Whistler's crime rate has increased 18 per cent from 2002-2003, making the resort's crime rate more than two times greater than the rest of the province.
The figures, outlined in the Community Monitoring Report, show that in 2003 there were 243 offences per 1,000 permanent residents, compared to 124 offences for the rest of B.C.
But, according to Whistler RCMP Staff Sergeant Norm McPhail, those numbers are skewed because of Whistlers fluctuating population, which climbs from a permanent base of roughly 10,000 people to more than 40,000 in peak periods. And many of those guests come here to party.
"Overall that would look high but you've got to realize that we have a lot of people coming to town, a lot of people staying for a short period of time and then leaving town," he explained.
"That brings with it a whole dynamic. Not a lot of people cause problems but people do cause problems ."
It's the nature of policing in resort communities. Guests come to Whistler to relax and have fun. They're on holiday and trying to enjoy themselves and oftentimes that involves alcohol.
"The main issue of the violent offences are related to overintoxification, or overindulgence of liquor and/or drugs," said McPhail.
Violent crimes, which include homicides, sexual assaults, assaults and robberies, are also up 60 per cent from 1997 to 2002.
Violent crimes account for 9 per cent of all criminal code offences in Whistler, which is comparable to the provincial average.
McPhail said most of the violent crimes in Whistler are assaults, which stem from drinking.
The numbers are up by 60 per cent, he explained, simply because there is far more police reporting nowadays compared to previous years.
Every Friday and Saturday night, and during every long weekend or special event, Whistler's police force is beefed up with extra troops. This is in response to concerns from village businesses and the municipality. On any given Friday night there are four to six more officers on duty.
"Those officers are encouraged to make it a palatable stay for anybody in the village," said McPhail. "So if anybody decides to overindulge, those officers are there to 1) prevent that from happening and 2) deal with whatever does happen in that regard.
"Officers are encouraged to write tickets."
This zero tolerance policy is also reflected in the number of provincial statue offences. Between 1997 and 2002 the number of provincial statute offences in Whistler increased 356 per cent, from 247 to more than 1,100.

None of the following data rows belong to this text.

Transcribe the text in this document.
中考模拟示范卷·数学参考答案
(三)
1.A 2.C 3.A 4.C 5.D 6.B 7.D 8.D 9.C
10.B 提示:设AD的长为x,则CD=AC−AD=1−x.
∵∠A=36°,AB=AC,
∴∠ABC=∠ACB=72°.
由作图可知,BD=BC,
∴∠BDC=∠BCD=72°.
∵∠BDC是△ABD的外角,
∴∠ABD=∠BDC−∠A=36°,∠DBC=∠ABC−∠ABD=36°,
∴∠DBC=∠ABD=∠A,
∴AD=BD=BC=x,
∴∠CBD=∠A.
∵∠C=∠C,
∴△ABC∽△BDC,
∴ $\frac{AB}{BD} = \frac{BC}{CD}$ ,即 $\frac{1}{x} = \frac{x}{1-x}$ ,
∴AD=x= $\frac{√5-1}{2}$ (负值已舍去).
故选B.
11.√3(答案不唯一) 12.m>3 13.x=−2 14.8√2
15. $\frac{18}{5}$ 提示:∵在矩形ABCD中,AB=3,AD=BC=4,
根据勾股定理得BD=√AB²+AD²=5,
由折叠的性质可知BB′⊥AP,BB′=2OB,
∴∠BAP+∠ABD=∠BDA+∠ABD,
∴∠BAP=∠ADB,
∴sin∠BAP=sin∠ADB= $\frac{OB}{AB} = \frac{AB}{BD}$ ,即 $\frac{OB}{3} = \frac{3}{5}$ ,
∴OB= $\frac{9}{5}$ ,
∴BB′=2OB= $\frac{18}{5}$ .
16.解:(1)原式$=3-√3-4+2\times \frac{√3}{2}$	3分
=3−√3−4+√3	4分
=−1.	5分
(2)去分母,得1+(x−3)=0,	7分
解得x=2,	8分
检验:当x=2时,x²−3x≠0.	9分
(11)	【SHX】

"This largely reflects the introduction of a no tolerance policy toward rowdiness, public drunkenness and open alcohol in the village," states the report.
Another factor which makes Whistler's crime statistics high, is the number of property offences in the resort. Property crimes accounted for 66 per cent of all Whistler criminal code offences in 2002, which is 10 per cent higher than the provincial average for the same year.
Affluent guests come for a holiday, explained McPhail, and leave expensive ski equipment and camera equipment in unlocked cars.
"So we have a lot of things of high value that are around the village for those that wish to take it," he added.
"We have a theft problem we're concerned with."
Despite the increasing statistics in the monitoring report, McPhail maintains Whistler is a safe place.
"As a result of the increase in police presence, there is a resulting increase in reporting crime statistics," he said,
" (Y)ou're seeing that (the increases) because we're out there. If we weren't out there, you'd be seeing all of that but it wouldn't be recorded."
The Community Monitoring Report can be accessed online at www.whistler.ca .
There will be an open house on Saturday, Feb. 19 at Myrtle Philip school in the Millar Room from 3:30 to 6:30 p.m. Municipal staff will be on hand to answer any questions.